In the Berkshires, in western Massachusetts, where Reed & Reed built a 10-turbine wind farm last year, opponents complain that the big machines despoil scenic vistas and the roads that lead to the towers threaten wildlife.
And wherever objections arise, projects may put environmental activists in the position of opposing a source of clean and renewable energy.
“We all care about greenhouse gases, but there are some sites that just aren’t going to work,” said Sally Stockwell, conservation director for Maine Audubon. “We have to weigh both the ecological and environmental impacts of each project to find a balance.”
One of the state’s leading environmental groups, Maine Audubon has been critical of wind farms. Audubon contends that some towers would disrupt key wildlife habitat and that the associated roads can cause unacceptable erosion. Such objections caused Maine regulators to reject one proposed project that would have put turbines near Sugarloaf Mountain, in the northwest part of the state.

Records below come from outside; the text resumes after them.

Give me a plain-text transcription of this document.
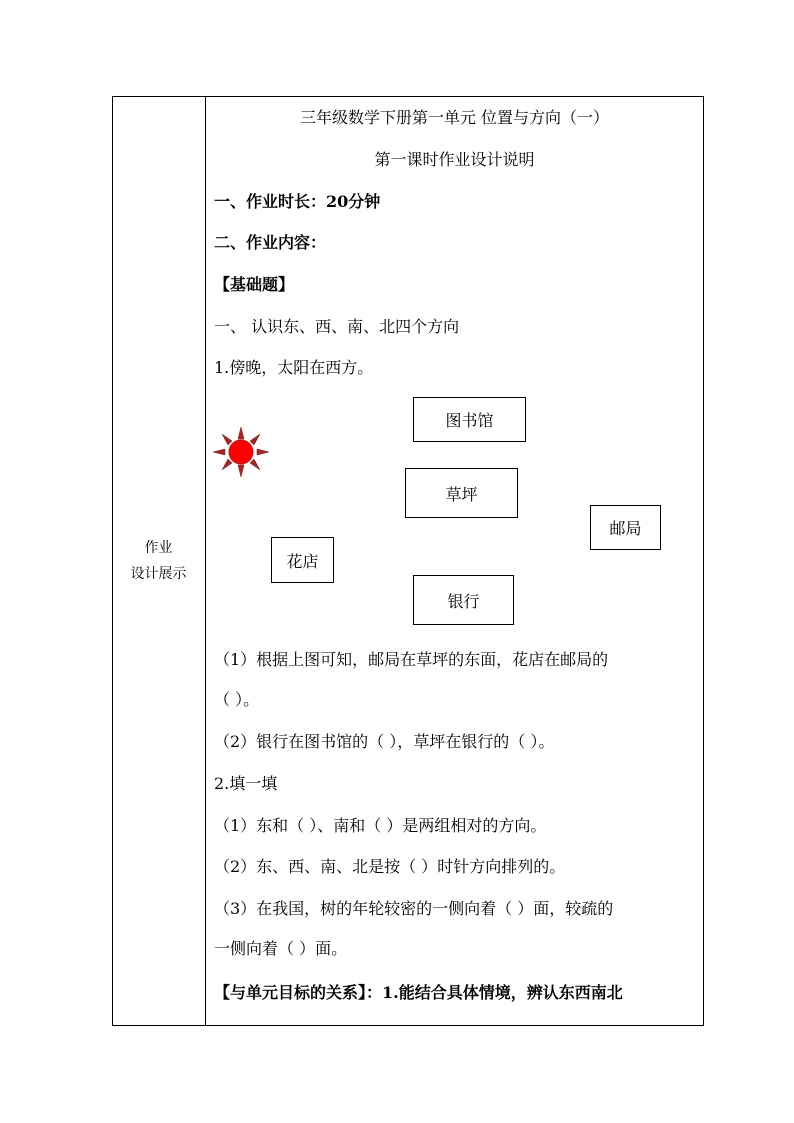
作业
设计展示
三年级数学下册第一单元 位置与方向（一）
第一课时作业设计说明
一、作业时长：20分钟
二、作业内容：
【基础题】
一、 认识东、西、南、北四个方向
1.傍晚，太阳在西方。
图书馆
草坪
邮局
花店
银行
（1）根据上图可知，邮局在草坪的东面，花店在邮局的
（ ）。
（2）银行在图书馆的（ ），草坪在银行的（ ）。
2.填一填
（1）东和（ ）、南和（ ）是两组相对的方向。
（2）东、西、南、北是按（ ）时针方向排列的。
（3）在我国，树的年轮较密的一侧向着（ ）面，较疏的
一侧向着（ ）面。
【与单元目标的关系】：1.能结合具体情境，辨认东西南北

But opposition isn’t always aimed at scuttling projects. Audubon has helped convince developers to redesign wind farms to mitigate the impact on wildlife. TransCanada moved several towers in the first phase of its Kibby Mountain project, for example, because the original sites affected nesting habitat for the endangered Bicknell’s thrush.
Stockwell said Audubon does support wind energy in concept, but maintains siting is critical, as is a long-range view. “So far we’ve seen a lot of applications from developers for individual projects that make sense to them,” she said. “We don’t see anybody taking a holistic look at where we’re headed.”